Businessman's alleged suicide abruptly ends Zaken cross-examination

Zaken responds to pressure about taping Olmert: "I'm glad I had this joker to play."

Shula Zaken at Talansky Affair retrial where she testified against her former boss, Ehud Olmert (photo credit: GIL YOCHANAN/POOL)
Shula Zaken at Talansky Affair retrial where she testified against her former boss, Ehud Olmert
(photo credit: GIL YOCHANAN/POOL)
Shula Zaken’s third day of cross-examination in the retrial of the Talansky Affair against former prime minister Ehud Olmert in the Jerusalem District Court ended abruptly on Thursday, when she and Olmert began loudly quarreling over the alleged suicide of a businessman known to be close to them and other Likud members.
During the altercation, Zaken angrily accused Olmert of portraying the dead man as only his friend and not hers.
In response, Olmert jumped up and accused Zaken of using the dead man’s memory to attack him, saying, “It is not right to give her the chance to tarnish me” upon his death.
Police said the man was found dead with a gunshot wound to the head in his car in an open area near Tel Aviv’s Gival Shaul Cemetery with a handgun nearby, and they ruled it a suicide.
The news of the man’s death had emerged earlier in the hearing and Zaken had requested to postpone further cross-examination, but the court initially refused her request.
The Talansky retrial relates to allegations that Olmert received large volumes of cash in envelopes from US businessman Morris Talansky, which he allegedly illegally used for personal purposes as opposed to permitted political purposes, and did not properly report the funds as political donations.
Olmert was acquitted by the Jerusalem District Court of the charges in July 2012, but this past summer the Supreme Court sent the case back to the court for retrial on the basis of dramatic new evidence being revealed, including tapes of Zaken-Olmert conversations, and Zaken’s journal – and after Zaken turned state’s witness against Olmert.

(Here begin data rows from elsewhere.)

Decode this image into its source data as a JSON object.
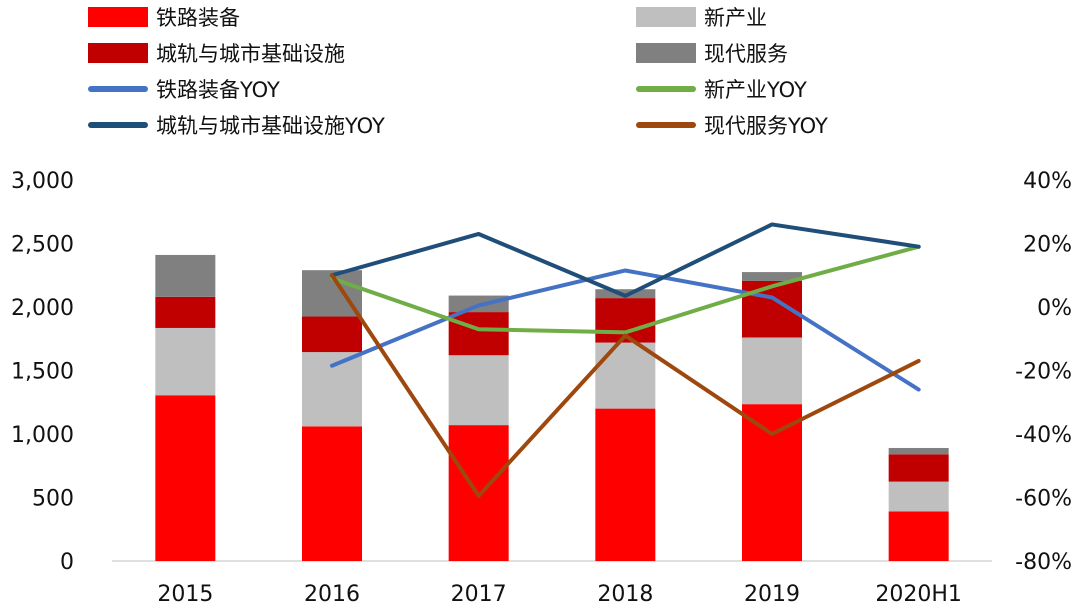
{
  "chart_data": {
    "type": "bar",
    "categories": [
      "2015",
      "2016",
      "2017",
      "2018",
      "2019",
      "2020H1"
    ],
    "stacked_series": [
      {
        "name": "铁路装备",
        "color": "#ff0000",
        "values": [
          1305,
          1060,
          1070,
          1200,
          1235,
          390
        ]
      },
      {
        "name": "新产业",
        "color": "#bfbfbf",
        "values": [
          530,
          585,
          550,
          520,
          525,
          235
        ]
      },
      {
        "name": "城轨与城市基础设施",
        "color": "#c00000",
        "values": [
          245,
          280,
          340,
          350,
          445,
          215
        ]
      },
      {
        "name": "现代服务",
        "color": "#808080",
        "values": [
          330,
          365,
          130,
          70,
          70,
          50
        ]
      }
    ],
    "line_series": [
      {
        "name": "铁路装备YOY",
        "color": "#4472c4",
        "values": [
          null,
          -18.5,
          0.5,
          11.5,
          3,
          -26
        ]
      },
      {
        "name": "新产业YOY",
        "color": "#70ad47",
        "values": [
          null,
          9,
          -7,
          -8,
          6.5,
          19
        ]
      },
      {
        "name": "城轨与城市基础设施YOY",
        "color": "#1f4e79",
        "values": [
          null,
          10,
          23,
          3.5,
          26,
          19
        ]
      },
      {
        "name": "现代服务YOY",
        "color": "#9e480e",
        "values": [
          null,
          10,
          -59.5,
          -9,
          -40,
          -17
        ]
      }
    ],
    "y_left": {
      "min": 0,
      "max": 3000,
      "ticks": [
        "0",
        "500",
        "1,000",
        "1,500",
        "2,000",
        "2,500",
        "3,000"
      ]
    },
    "y_right": {
      "min": -80,
      "max": 40,
      "ticks": [
        "-80%",
        "-60%",
        "-40%",
        "-20%",
        "0%",
        "20%",
        "40%"
      ]
    },
    "grid": false,
    "legend_position": "top"
  }
}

Earlier, Olmert’s lawyer Eyal Rozovsky bore down on her as he has in prior days, trying to portray her allegations against Olmert as lies and her tapes and journal as falsified or tampered with.
Rozovsky said that Zaken had deleted 16 items from a disk and possibly dozens more from her telephone which she used to record her conversations with Olmert.
He portrayed her as having deleted the conversations to cover up lies in her story.
Zaken said, “I have no idea who deleted [some of the taped conversations], maybe it was Nadav [her son], on his own. I didn’t delete anything.” If Nadav did it to protect her privacy, she said, “I thank Nadav.”
Rozovsky also blasted Zaken for allegedly contradicting herself in explaining her motivations for secretly taping Olmert.
Zaken responded, “What does it matter if I recorded [Olmert] because I missed him or I wanted to save my own skin,” since “I didn’t tell him what to say.” The tapes speak for themselves as evidence against Olmert, she said.
“At the time I did not think that the tapes would save my skin,” she added, “but now I am happy that I have this card to play, this joker.”